Die tägliche Speicherleistung eines typischen Akkus von 5 bis 10 kWh wäre realistisch zu erreichen, auch weil durch die große PV-Anlage von knapp 17 kWpeak selbst an trüben Tagen Stromüberschüsse produziert werden. Somit kann ich mir es „erlauben“ mit dem Elektroauto unterwegs zu sein und nicht den eigenen Sonnenstrom einzufangen. Gelegenheiten Überschussstrom zu speichern gibt es genug.

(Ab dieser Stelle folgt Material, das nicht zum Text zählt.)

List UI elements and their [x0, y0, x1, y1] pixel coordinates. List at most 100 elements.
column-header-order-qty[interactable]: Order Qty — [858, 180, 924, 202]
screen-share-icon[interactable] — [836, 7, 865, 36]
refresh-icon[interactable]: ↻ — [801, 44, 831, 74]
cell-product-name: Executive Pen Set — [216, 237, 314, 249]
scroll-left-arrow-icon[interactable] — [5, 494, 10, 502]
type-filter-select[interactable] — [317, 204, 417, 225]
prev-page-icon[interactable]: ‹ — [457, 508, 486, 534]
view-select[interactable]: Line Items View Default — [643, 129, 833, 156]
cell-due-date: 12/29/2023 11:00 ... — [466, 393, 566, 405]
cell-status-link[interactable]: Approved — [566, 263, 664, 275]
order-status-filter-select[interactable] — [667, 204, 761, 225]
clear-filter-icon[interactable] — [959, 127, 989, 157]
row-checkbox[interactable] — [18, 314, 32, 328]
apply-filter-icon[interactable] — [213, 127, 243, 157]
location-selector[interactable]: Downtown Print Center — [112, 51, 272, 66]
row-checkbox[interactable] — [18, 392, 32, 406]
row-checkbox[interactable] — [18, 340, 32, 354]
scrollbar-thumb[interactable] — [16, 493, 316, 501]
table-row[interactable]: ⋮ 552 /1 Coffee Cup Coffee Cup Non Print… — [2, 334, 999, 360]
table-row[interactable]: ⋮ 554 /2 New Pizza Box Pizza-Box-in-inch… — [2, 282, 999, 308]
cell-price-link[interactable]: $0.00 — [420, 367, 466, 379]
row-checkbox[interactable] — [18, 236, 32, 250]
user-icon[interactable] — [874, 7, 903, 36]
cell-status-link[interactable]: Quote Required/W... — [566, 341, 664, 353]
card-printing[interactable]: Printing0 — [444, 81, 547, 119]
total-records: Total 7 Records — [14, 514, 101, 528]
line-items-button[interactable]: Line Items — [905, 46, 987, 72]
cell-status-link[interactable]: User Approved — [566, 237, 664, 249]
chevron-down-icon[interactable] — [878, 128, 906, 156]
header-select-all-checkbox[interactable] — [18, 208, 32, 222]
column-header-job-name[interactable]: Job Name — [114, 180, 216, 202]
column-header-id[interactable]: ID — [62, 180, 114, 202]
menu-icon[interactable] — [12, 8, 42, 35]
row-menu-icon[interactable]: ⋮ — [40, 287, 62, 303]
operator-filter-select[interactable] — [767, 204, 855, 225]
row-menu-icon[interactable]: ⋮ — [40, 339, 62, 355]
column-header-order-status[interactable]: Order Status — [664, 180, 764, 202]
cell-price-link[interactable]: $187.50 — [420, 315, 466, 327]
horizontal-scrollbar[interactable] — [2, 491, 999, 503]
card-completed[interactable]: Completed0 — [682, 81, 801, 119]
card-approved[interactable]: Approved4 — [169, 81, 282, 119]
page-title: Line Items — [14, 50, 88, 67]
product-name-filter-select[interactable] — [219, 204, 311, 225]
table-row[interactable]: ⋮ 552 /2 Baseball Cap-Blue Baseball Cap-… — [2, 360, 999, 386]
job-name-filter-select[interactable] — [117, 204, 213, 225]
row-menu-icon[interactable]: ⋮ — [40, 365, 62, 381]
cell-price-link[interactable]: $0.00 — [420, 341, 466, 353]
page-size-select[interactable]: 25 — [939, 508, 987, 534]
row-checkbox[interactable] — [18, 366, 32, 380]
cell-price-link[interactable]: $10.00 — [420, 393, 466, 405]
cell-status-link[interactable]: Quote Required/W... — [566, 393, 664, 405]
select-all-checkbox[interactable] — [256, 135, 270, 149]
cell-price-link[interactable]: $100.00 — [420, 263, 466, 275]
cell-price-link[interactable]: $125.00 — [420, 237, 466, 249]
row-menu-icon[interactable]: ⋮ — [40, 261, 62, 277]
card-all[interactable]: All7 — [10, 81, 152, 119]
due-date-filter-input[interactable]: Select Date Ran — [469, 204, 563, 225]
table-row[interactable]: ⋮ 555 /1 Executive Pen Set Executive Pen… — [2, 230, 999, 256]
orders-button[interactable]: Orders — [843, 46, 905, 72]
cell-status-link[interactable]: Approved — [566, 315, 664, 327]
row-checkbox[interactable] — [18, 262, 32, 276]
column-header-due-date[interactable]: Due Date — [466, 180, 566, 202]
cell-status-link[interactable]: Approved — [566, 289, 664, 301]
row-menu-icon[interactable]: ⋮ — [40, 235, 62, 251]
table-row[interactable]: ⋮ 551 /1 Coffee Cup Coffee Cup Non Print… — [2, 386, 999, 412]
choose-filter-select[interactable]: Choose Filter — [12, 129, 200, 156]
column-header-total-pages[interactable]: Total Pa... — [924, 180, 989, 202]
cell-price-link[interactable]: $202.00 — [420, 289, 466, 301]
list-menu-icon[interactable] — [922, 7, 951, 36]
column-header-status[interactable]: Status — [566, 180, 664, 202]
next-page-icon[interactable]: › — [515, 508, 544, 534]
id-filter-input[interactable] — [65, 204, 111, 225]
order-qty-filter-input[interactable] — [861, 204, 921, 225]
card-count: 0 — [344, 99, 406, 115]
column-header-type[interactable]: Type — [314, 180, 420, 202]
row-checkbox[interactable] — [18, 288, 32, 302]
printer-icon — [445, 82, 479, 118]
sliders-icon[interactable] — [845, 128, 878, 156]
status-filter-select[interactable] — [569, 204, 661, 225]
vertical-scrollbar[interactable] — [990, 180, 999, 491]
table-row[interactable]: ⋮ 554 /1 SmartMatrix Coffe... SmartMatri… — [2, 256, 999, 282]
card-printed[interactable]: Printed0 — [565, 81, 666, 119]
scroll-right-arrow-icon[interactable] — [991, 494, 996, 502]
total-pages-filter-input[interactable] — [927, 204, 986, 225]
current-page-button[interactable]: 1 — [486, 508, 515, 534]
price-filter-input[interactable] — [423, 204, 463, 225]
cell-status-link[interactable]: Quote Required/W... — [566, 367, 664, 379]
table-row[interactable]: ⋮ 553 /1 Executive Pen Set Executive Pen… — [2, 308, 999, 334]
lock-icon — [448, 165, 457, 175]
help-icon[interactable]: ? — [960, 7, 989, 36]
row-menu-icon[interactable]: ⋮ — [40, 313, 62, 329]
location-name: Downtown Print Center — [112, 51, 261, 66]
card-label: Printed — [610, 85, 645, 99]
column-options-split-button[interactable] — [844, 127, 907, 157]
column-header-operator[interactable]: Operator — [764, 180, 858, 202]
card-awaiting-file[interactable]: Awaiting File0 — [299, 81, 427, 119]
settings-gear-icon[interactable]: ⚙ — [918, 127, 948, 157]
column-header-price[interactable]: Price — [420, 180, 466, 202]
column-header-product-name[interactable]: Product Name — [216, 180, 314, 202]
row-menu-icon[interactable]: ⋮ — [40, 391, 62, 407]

Die brauche ich auch. Im Winter steigt mein Strombedarf deutlich, weil eine Wärmepumpe für wohlige Wärme im Haus sorgt. Um möglichst viel eigenen Strom zu nutzen, müsste ich einen Heimspeicher nach dem Bedarf im Winter auslegen, allerdings wäre er dann im Sommer viel zu gering ausgelastet und damit nicht wirtschaftlich dimensioniert. In Kombination mit einem Elektroauto könnte der stationäre Speicher deutlich kleiner ausfallen und trotzdem ein hoher Autarkiegrad erzielt werden.

Es ist vor allem diese zusätzliche Flexibilität, die eine Vehicle-to-Home Lösung attraktiv macht. Es geht nicht um eine Frage entweder Heimspeicher oder V2H, sondern um zusätzliche Möglichkeiten. Für all jene, die ein Elektroauto ohnehin für ihre Mobilitätszwecke besitzen, schafft V2H einen Mehrwert. Wie groß dieser ist, hängt freilich vom Einzelfall ab. Doch es gibt sehr viele passende Einzelfälle.